Novo cobra até R$ 4 mil de candidatos à eleição de 2020 e esnoba não-ricos: ‘Absurdamente inconstitucional’

Reprodução/Facebook/Novo + Mila Milowski/CMBH

Os cidadãos interessados em concorrer aos cargos de vereador e prefeito nas eleições de 2020, representando o partido Novo, precisam pagar uma taxa que pode chegar ao valor de R$ 4 mil. E essa quantia é apenas para participar da segunda etapa do processo seletivo interno da sigla, sem garantia que será escolhido para concorrer ao cargo municipal.
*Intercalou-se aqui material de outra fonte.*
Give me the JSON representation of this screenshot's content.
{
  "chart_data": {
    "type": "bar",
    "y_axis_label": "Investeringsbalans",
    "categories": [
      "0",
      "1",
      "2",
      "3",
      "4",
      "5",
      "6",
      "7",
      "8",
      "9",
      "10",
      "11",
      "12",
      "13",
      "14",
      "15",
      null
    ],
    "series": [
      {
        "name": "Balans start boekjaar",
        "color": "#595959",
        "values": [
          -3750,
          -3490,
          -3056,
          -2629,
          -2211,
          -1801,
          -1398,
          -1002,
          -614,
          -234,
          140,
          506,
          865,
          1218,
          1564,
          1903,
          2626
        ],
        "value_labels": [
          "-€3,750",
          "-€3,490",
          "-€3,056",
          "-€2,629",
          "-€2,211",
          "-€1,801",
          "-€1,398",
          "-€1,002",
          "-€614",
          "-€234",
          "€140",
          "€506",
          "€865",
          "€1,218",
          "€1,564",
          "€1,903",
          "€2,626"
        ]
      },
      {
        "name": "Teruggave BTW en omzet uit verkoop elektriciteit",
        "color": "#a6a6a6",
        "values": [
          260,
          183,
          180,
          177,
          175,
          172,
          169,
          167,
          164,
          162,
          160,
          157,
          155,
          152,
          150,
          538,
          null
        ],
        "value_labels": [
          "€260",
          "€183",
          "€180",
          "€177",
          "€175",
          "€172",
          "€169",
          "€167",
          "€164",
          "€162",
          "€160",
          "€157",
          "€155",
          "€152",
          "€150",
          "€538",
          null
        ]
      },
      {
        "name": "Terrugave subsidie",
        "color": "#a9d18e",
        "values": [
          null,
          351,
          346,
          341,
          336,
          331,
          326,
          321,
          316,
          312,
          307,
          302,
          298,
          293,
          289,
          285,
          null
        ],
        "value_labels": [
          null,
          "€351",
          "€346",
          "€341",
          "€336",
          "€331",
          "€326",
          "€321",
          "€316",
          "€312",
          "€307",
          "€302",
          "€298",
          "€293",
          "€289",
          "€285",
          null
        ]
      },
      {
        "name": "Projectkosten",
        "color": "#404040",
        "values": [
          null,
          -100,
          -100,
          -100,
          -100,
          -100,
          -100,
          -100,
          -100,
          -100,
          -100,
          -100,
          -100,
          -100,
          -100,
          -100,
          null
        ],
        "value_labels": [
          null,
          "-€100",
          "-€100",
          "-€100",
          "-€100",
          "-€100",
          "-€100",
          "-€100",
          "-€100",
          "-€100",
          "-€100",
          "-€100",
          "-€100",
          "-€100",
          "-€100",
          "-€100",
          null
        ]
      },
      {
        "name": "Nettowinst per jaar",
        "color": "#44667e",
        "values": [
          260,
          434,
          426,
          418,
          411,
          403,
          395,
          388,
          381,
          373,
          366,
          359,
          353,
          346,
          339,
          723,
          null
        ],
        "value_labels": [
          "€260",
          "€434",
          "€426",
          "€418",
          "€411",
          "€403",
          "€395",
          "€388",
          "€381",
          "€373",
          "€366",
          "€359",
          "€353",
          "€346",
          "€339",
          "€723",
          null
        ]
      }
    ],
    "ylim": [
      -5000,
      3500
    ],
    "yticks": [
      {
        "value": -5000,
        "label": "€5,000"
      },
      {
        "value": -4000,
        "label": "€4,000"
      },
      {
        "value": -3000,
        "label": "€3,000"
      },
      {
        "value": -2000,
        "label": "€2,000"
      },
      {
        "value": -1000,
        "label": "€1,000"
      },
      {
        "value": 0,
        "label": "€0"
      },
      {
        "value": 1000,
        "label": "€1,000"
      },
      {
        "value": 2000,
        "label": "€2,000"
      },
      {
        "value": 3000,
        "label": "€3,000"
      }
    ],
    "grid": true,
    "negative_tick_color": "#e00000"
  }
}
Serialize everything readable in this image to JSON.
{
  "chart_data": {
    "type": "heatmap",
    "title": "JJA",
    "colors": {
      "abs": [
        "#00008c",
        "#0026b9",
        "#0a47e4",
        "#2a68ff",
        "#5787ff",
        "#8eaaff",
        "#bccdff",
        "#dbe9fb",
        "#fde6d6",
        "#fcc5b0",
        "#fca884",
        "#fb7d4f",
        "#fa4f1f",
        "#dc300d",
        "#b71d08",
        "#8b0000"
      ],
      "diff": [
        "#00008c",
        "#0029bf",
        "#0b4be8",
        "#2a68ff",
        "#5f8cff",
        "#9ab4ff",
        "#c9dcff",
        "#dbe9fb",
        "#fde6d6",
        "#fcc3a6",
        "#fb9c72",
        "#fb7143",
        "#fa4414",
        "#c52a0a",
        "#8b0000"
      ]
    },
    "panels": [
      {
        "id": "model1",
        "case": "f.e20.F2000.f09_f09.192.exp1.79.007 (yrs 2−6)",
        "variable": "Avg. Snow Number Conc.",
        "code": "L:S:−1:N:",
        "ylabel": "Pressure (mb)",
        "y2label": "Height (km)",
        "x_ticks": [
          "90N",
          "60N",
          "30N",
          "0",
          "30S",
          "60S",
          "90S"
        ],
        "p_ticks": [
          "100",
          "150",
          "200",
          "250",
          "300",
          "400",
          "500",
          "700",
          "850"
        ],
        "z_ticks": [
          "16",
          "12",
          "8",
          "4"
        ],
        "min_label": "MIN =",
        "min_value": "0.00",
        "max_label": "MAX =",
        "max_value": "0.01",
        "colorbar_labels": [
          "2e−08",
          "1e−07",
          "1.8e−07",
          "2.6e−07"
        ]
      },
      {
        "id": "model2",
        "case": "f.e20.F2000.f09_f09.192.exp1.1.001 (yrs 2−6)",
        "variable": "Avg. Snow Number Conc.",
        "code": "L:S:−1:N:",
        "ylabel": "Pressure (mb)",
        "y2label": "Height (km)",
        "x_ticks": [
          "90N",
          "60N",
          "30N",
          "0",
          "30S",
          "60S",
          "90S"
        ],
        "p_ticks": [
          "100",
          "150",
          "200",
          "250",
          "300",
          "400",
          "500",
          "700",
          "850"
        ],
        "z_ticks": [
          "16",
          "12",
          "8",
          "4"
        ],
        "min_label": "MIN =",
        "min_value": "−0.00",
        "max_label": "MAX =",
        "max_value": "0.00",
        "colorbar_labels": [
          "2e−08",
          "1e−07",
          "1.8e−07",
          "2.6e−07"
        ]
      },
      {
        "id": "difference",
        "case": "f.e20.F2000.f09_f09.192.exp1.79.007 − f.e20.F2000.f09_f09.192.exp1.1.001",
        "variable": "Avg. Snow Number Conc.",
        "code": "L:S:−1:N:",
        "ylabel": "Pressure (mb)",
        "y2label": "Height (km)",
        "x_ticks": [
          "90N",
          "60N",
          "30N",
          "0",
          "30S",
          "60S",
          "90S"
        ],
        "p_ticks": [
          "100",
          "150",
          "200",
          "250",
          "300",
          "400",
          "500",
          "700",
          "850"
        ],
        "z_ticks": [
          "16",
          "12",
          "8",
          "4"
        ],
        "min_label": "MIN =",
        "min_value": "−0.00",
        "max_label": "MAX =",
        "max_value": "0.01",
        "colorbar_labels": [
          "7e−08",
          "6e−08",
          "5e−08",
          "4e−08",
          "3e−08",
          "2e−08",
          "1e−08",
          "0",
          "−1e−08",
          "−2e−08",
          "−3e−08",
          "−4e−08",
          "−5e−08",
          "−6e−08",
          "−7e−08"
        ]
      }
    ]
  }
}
A prática, segundo especialista, é “ilegal, inconstitucional e excludente”. Já o TRE-MG (Tribunal Regional Eleitoral de Minas Gerais) afirma que a cobrança só pode ser realizada se estiver prevista no estatuto, mas o documento ignora tal procedimento.

O pagamento foi definido pela cúpula do partido através da resolução interna 25/2019 (confira na íntegra aqui), que “estabelece os procedimentos sobre a realização do processo de avaliação de futuros pré-candidatos do Novo”. Segundo a sigla do governador de Minas Gerais, Romeu Zema, a medida é para “dar oportunidade para todos os que estiverem alinhados e comprometidos com os valores defendidos pelo partido”.

Trata-se de uma seleção na qual o partido faz uma triagem dos cidadãos por meio de provas e etapas eliminatórias realizadas por uma empresa privada. Para participar deste processo é preciso pagar um valor ao Novo. O investimento não dá a garantia de aprovação e nem o reembolso caso o candidato seja reprovado no processo interno.

Em BH, o cidadão que quer concorrer ao cargo de vereador pelo Novo, deve pagar R$ 350 para participar da seleção. A expectativa do partido é ter uma chapa com 62 nomes concorrendo a cadeiras do legislativo municipal em 2020, o que significaria R$ 21,7 mil nos caixas da sigla pagos pelos postulantes escolhidos.

Quem quiser disputar uma vaga na CMBH pelo partido novo deve desembolsar R$ 350 (Bernardo Dias/CMBH)

O valor, no entanto, pode ser bem maior. Isso porque a inscrição para o processo seletivo ainda está aberta e vai até o dia 15 de janeiro do ano que vem. Caso o número de concorrentes aprovados para a segunda etapa – e não para, efetivamente, ser um candidato a vereador de BH – for maior que 62, a quantia embolsada pelo Novo será ainda maior.

Para o cargo de prefeito, por exemplo, as inscrições já se encerraram e o processo está na segunda etapa. Cinco foram selecionados e todos eles obrigados a desembolsar R$ 4 mil. Obviamente, apenas um deles será, de fato, o candidato do Novo à PBH (Prefeitura de Belo Horizonte).

A resolução é clara: “a eliminação ou desistência do participante, em qualquer das etapas, não implicará em devoluação dos valores, que serão pagos a título de doação ao Novo e servirão para cobrir os custos do processo”.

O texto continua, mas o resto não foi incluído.